Hi! I’m hoping to get some advice, or maybe just some encouragement, about a big life change I’m about to go through. Basically, I start my first real “big girl” job next week, and I can’t seem to shake feelings of dread and anxiety about it. I’ve dealt with a lot of anxiety in the past, and up until recently, I’ve allowed fear to dictate my path in life. At the start of the year, I realized that enough was enough. I made a resolution to overcome the fears that were stagnating my professional goals. Since anxiety has been a lifelong battle (I’m 22), I’ve acquired some excellent tools to overcoming anxiety and getting through situations that would normally debilitate me. The problem is, this is the biggest chance I’ve taken in a while. If you had told me a year ago that I would be starting a new job in a field I’m interested in all the way in New York City, I would have thought you were talking about a bolder, braver person! But now that the day is almost here, I feel that same debilitating fear taking hold again. I just can’t shake this feeling of dread, no matter how many anxiety-busting tools I use to combat it. I feel dread about so many different things: The long commute to work each day, the people I’ll work with, my bosses liking me, doing a good job, being a good employee, the expense of the commute, the long work hours as opposed to the hours I worked when I worked part-time in retail… I’m worried that I’m in over my head, that I’m fooling myself into thinking I can do this. What if I’m not smart enough, what if I’m not tough enough, what if I’m not brave enough? What can I do to stop the ‘what-ifs’, and to stop the dread?

Lawry replies

You are not alone. Even though you have dealt with anxiety in the past, it is very common to experience it when you are starting something brand new, like a ‘first “big girl” job.’ I can remember when I started a big new job on Wall Street in New York. I had never lived in such a big city and I had never lived by myself and I was worried about the job, too. I had no experience with the work in a brokerage firm. My background was child development.
You interviewed for the job and you got it and you got it because the person interviewing you felt you were the best candidate for the job. They wouldn’t have hired you if they had questions about whether or not you could be successful in the job. So they have faith in you and you just need to have faith in yourself. Once you get through that first day you will be fine. I am certain you are going to do a great job and will be a big success.

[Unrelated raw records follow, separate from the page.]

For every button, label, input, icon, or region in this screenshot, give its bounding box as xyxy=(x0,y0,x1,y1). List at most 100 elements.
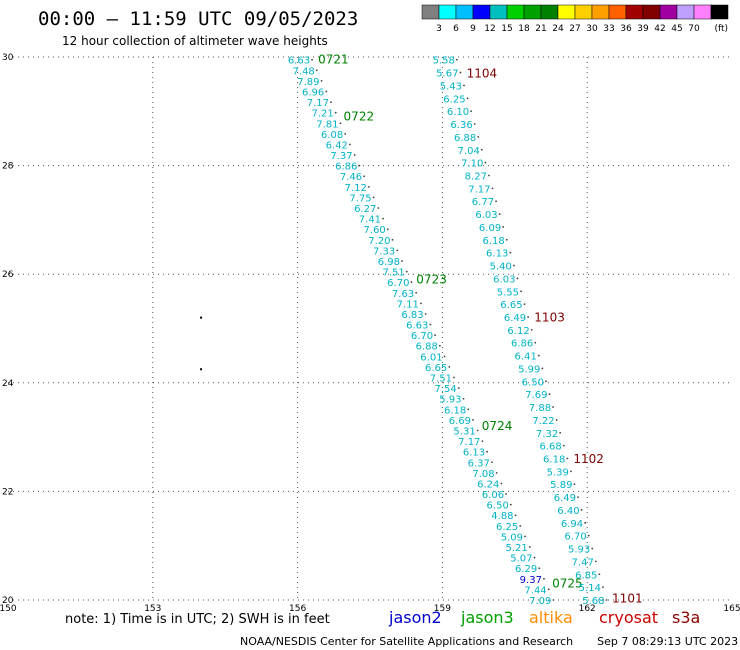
track-point xyxy=(453,376,455,379)
wave-height-label: 6.49 xyxy=(504,313,526,324)
track-point xyxy=(527,316,530,318)
wave-height-label: 6.70 xyxy=(411,331,433,342)
wave-height-label: 5.55 xyxy=(497,287,519,298)
track-point xyxy=(463,84,465,87)
colorbar-tick-label: 21 xyxy=(535,24,546,34)
colorbar-tick-label: 30 xyxy=(586,24,598,34)
wave-height-label: 6.96 xyxy=(302,87,324,98)
wave-height-label: 6.42 xyxy=(326,140,348,151)
track-point xyxy=(481,440,484,442)
track-point xyxy=(467,408,470,411)
wave-height-label: 5.09 xyxy=(501,532,523,543)
wave-height-label: 6.01 xyxy=(420,352,442,363)
wave-height-label: 5.67 xyxy=(436,69,458,80)
track-point xyxy=(334,111,337,114)
altimeter-tracks: 6.637.487.896.967.177.217.816.086.427.37… xyxy=(288,53,643,607)
track-point xyxy=(605,599,608,601)
track-point xyxy=(477,135,480,138)
track-point xyxy=(472,419,474,421)
track-point xyxy=(562,444,565,447)
wave-height-label: 5.40 xyxy=(490,262,512,273)
track-point xyxy=(330,101,332,103)
wave-height-label: 5.93 xyxy=(568,545,590,556)
track-point xyxy=(545,380,547,383)
track-point xyxy=(410,281,413,284)
wave-height-label: 6.18 xyxy=(444,405,466,416)
track-point xyxy=(573,483,576,486)
track-point xyxy=(325,90,328,93)
wave-height-label: 7.37 xyxy=(330,151,352,162)
wave-height-label: 7.33 xyxy=(373,246,395,257)
wave-height-label: 6.25 xyxy=(443,94,465,105)
track-point xyxy=(443,355,446,358)
wave-height-label: 6.63 xyxy=(406,321,428,332)
colorbar-tick-label: 45 xyxy=(671,24,682,34)
wave-height-label: 6.27 xyxy=(354,204,376,215)
track-point xyxy=(358,164,361,167)
wave-height-label: 6.77 xyxy=(472,197,494,208)
credit-timestamp: Sep 7 08:29:13 UTC 2023 xyxy=(597,635,739,648)
wave-height-label: 7.51 xyxy=(382,268,404,279)
colorbar-tick-label: 33 xyxy=(603,24,614,34)
wave-height-label: 7.17 xyxy=(468,184,490,195)
latitude-tick-label: 26 xyxy=(2,270,14,280)
wave-height-label: 6.06 xyxy=(482,490,504,501)
colorbar-swatch xyxy=(642,4,661,20)
page-title: 00:00 – 11:59 UTC 09/05/2023 xyxy=(38,8,359,30)
wave-height-label: 5.68 xyxy=(582,596,604,607)
wave-height-label: 6.50 xyxy=(487,501,509,512)
colorbar-tick-label: 3 xyxy=(436,24,442,34)
track-point xyxy=(438,344,441,347)
wave-height-label: 7.32 xyxy=(536,429,558,440)
track-point xyxy=(405,270,408,273)
track-point xyxy=(344,132,347,135)
wave-height-label: 7.44 xyxy=(524,585,546,596)
track-point xyxy=(524,535,526,538)
pass-time-label: 0721 xyxy=(318,53,349,67)
track-point xyxy=(415,291,418,294)
track-point xyxy=(594,560,597,563)
track-point xyxy=(486,450,489,453)
wave-height-label: 7.12 xyxy=(345,183,367,194)
track-point xyxy=(470,110,473,113)
wave-height-label: 6.70 xyxy=(564,532,586,543)
latitude-tick-label: 22 xyxy=(2,487,13,497)
track-point xyxy=(429,323,432,326)
track-point xyxy=(566,457,569,460)
track-point xyxy=(462,397,465,400)
wave-height-label: 6.49 xyxy=(554,493,576,504)
wave-height-label: 7.63 xyxy=(392,289,414,300)
wave-height-label: 7.88 xyxy=(529,403,551,414)
credit-org: NOAA/NESDIS Center for Satellite Applica… xyxy=(240,635,574,648)
colorbar-swatch xyxy=(574,4,593,20)
pass-time-label: 1103 xyxy=(534,311,565,325)
colorbar-tick-label: 18 xyxy=(518,24,530,34)
wave-height-label: 6.03 xyxy=(493,274,515,285)
wave-height-label: 6.10 xyxy=(447,107,469,118)
wave-height-label: 7.48 xyxy=(293,66,315,77)
wave-height-label: 6.13 xyxy=(463,448,485,459)
pass-time-label: 0722 xyxy=(344,110,375,124)
wave-height-label: 7.22 xyxy=(532,416,554,427)
track-point xyxy=(552,406,554,408)
wave-height-label: 4.88 xyxy=(491,511,513,522)
track-point xyxy=(476,429,479,432)
wave-height-label: 6.09 xyxy=(479,223,501,234)
colorbar-tick-label: 9 xyxy=(470,24,476,34)
wave-height-label: 8.27 xyxy=(465,171,487,182)
colorbar-swatch xyxy=(421,4,440,20)
legend-jason3: jason3 xyxy=(461,608,514,627)
colorbar-tick-label: 24 xyxy=(552,24,564,34)
wave-height-label: 6.94 xyxy=(561,519,583,530)
wave-height-label: 5.89 xyxy=(550,480,572,491)
wave-height-label: 5.21 xyxy=(505,543,527,554)
wave-height-label: 6.86 xyxy=(511,339,533,350)
track-point xyxy=(530,328,533,331)
colorbar-unit: (ft) xyxy=(714,24,728,34)
wave-height-label: 5.99 xyxy=(518,364,540,375)
track-point xyxy=(457,387,460,390)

One tool that I have used to help me get into a positive frame of mind when I have concerns in my life is to keep a gratitude journal. Every night before I go to sleep, I write down three things in my journal that I am grateful for that day. It can be as simple as someone holding open a door for you, a good meal, someone letting you go in front of them in the grocery store line, etc. It’s OK to repeat things, for instance, a few times a week I might write down the great meal my husband made. It’s a great way to fall asleep thinking of positive things instead of worrying.

I hope that this has been helpful to you, and I wish you a great deal of luck as you start this new job. Think positive. I am a great believer in that.

I would love to hear how things work out for you. I’ll be thinking of you.